Mathilde veut en savoir plus. Mathilde est hantée par l’histoire des femmes d’avant, par leur corps invisible et celui figé sur ces images miraculeuses. Ces trésors affectifs d’une autre époque, pour lesquels on enfilait les habits du dimanche , pour se mettre en beauté qu’on savait éphémère, devant un objectif coûteux et solennel. Y croyaient-elles à leur beauté ? En parlaient-elles ?

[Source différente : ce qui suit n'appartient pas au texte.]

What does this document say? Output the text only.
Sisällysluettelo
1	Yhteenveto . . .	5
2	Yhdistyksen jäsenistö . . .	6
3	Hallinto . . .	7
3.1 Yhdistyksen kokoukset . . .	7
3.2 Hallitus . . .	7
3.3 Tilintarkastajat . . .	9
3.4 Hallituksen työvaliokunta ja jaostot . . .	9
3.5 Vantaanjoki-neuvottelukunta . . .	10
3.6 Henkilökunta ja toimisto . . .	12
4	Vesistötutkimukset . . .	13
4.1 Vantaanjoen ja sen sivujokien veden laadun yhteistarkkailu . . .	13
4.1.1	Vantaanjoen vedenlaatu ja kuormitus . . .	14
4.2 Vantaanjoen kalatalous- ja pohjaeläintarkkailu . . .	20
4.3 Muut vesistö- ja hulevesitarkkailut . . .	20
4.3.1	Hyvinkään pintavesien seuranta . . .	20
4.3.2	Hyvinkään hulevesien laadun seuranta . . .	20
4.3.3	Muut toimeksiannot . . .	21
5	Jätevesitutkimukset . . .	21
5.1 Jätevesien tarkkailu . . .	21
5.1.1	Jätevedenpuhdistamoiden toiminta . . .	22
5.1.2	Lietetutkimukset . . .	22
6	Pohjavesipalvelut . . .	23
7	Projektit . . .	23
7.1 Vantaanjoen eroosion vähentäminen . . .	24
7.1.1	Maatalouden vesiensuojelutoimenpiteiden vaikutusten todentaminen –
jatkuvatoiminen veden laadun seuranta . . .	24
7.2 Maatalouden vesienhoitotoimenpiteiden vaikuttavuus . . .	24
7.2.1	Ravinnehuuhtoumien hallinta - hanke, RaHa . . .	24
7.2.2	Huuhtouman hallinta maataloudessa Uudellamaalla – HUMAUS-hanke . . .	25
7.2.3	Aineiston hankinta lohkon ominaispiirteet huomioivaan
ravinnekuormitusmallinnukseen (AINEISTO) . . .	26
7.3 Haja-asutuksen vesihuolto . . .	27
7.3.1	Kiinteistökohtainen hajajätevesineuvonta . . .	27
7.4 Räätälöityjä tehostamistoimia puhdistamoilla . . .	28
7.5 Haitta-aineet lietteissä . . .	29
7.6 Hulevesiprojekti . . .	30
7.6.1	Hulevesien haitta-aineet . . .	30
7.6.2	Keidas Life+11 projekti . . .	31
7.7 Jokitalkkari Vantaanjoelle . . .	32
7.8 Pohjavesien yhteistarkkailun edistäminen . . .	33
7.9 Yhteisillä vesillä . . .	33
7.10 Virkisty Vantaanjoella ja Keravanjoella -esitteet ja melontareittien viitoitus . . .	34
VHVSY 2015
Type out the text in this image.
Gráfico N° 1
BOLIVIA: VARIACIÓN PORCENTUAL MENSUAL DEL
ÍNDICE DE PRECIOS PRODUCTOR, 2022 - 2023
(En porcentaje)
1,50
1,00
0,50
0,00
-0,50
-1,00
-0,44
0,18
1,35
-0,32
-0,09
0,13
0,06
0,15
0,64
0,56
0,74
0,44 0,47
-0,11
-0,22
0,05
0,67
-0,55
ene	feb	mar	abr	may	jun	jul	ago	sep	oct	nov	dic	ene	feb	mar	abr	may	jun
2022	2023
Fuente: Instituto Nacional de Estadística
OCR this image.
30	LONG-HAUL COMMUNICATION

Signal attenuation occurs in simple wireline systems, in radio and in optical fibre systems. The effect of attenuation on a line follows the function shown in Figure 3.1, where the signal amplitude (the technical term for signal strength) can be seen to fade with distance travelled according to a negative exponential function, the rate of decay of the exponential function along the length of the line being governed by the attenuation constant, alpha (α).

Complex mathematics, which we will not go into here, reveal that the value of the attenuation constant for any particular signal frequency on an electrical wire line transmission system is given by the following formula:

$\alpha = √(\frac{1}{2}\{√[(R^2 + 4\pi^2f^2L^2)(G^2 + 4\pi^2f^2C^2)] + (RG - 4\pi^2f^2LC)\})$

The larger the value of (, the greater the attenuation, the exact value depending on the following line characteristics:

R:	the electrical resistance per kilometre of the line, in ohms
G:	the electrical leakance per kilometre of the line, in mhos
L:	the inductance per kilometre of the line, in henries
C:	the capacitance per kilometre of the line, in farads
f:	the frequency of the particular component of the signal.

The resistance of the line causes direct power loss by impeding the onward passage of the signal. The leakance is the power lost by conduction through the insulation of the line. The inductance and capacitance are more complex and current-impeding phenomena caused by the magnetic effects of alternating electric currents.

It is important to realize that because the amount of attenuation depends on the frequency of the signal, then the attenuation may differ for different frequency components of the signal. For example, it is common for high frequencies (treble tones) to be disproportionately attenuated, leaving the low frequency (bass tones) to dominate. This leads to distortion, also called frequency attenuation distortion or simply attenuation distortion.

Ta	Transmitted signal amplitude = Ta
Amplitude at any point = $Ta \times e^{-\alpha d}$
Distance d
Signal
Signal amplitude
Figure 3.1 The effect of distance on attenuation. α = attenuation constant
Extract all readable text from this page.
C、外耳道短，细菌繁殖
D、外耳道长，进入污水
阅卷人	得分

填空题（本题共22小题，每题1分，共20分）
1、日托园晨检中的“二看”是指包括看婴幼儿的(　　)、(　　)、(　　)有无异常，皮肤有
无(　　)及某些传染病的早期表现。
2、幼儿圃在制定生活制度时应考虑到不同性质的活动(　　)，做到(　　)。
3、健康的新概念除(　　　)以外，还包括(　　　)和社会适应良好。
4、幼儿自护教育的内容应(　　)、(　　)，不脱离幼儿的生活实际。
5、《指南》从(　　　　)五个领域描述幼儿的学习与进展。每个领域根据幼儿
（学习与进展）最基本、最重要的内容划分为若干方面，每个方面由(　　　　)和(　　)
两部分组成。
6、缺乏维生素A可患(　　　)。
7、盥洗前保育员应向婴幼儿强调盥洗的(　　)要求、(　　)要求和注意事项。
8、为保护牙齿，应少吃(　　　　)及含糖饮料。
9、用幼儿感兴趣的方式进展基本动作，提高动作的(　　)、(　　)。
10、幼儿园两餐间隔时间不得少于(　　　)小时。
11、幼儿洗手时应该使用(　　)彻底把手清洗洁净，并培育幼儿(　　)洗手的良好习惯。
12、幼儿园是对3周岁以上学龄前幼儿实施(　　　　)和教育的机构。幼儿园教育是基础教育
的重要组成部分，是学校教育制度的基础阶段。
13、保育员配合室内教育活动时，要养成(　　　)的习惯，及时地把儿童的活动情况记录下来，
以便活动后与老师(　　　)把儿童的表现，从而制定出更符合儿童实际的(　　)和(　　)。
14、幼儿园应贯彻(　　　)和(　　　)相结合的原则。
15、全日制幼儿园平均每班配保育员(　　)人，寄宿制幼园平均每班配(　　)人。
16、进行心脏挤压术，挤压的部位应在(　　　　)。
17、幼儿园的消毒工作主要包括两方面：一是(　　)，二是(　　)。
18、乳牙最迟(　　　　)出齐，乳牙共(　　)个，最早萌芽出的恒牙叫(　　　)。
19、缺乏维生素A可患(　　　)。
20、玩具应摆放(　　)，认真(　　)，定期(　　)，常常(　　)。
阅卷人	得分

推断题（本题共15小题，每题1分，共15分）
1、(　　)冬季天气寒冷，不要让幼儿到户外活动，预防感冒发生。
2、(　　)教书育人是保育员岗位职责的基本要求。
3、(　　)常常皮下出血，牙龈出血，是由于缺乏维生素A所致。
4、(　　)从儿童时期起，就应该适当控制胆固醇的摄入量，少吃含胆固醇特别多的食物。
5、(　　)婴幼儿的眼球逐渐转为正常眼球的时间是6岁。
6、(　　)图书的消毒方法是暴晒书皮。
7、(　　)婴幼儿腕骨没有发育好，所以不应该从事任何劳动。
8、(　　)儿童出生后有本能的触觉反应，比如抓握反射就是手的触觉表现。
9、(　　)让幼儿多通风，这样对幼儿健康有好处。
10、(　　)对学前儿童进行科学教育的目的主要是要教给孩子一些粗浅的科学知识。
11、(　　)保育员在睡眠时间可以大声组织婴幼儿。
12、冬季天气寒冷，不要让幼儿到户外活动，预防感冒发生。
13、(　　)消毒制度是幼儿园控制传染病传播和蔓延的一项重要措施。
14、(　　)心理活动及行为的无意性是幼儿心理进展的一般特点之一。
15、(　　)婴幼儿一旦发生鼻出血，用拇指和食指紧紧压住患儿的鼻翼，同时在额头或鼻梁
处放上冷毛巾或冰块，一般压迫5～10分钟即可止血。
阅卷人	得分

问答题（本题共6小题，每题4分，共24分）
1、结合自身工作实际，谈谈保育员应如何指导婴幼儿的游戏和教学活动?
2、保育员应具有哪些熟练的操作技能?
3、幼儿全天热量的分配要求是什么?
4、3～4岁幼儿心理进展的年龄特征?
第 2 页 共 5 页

Mathilde aime d’amour ces femmes qui ont permis qu’elle naisse à son tour et contienne une parcelle de leur matrimoine génétique. Ne les ayant pas connues. Elle cherche des ressemblances et les différences. Elle essaie de deviner leur caractère, d’imaginer et d’entendre le volume de leur voix, l’étendue de leur vocabulaire et de leurs centres d’intérêt. L’une instruite, l’autre pas. L’une fille unique l’autre pas. L’une qui sait bien écrire, l’autre pas. L’une qui peint et joue du piano, l’autre qui tire l’eau du puits ou de la fontaine à bras dans la cour. L’une qui coud et en fait son métier, l’autre qui est receveuse des postes car elle a eu son B.E.P.C haut la main , l’une bourgeoise, l’autre pas. Deux classes sociales juxtaposées dans une campagne viticole et paysanne où elles ont grandi. Mariage d’amour ? Mariage d’argent ? On n’en parle même pas. Il manque une photo de mariage de la plus élégante. Mari mobilisé au front ? Mariage à l’arrache sans banquet ? L’autre mariage a été promis avant la mobilisation, et malgré la tuberculose, lui, a tenu sa promesse. Il ne reste que les dates sur les livrets de famille incomplets ou refaits. Et les remariages… deux ans après les décès des deux femmes. Les hommes ne peuvent pas rester seuls, qui s’occuperait des enfants, même un peu grands ? Mais ce n’est pas si simple.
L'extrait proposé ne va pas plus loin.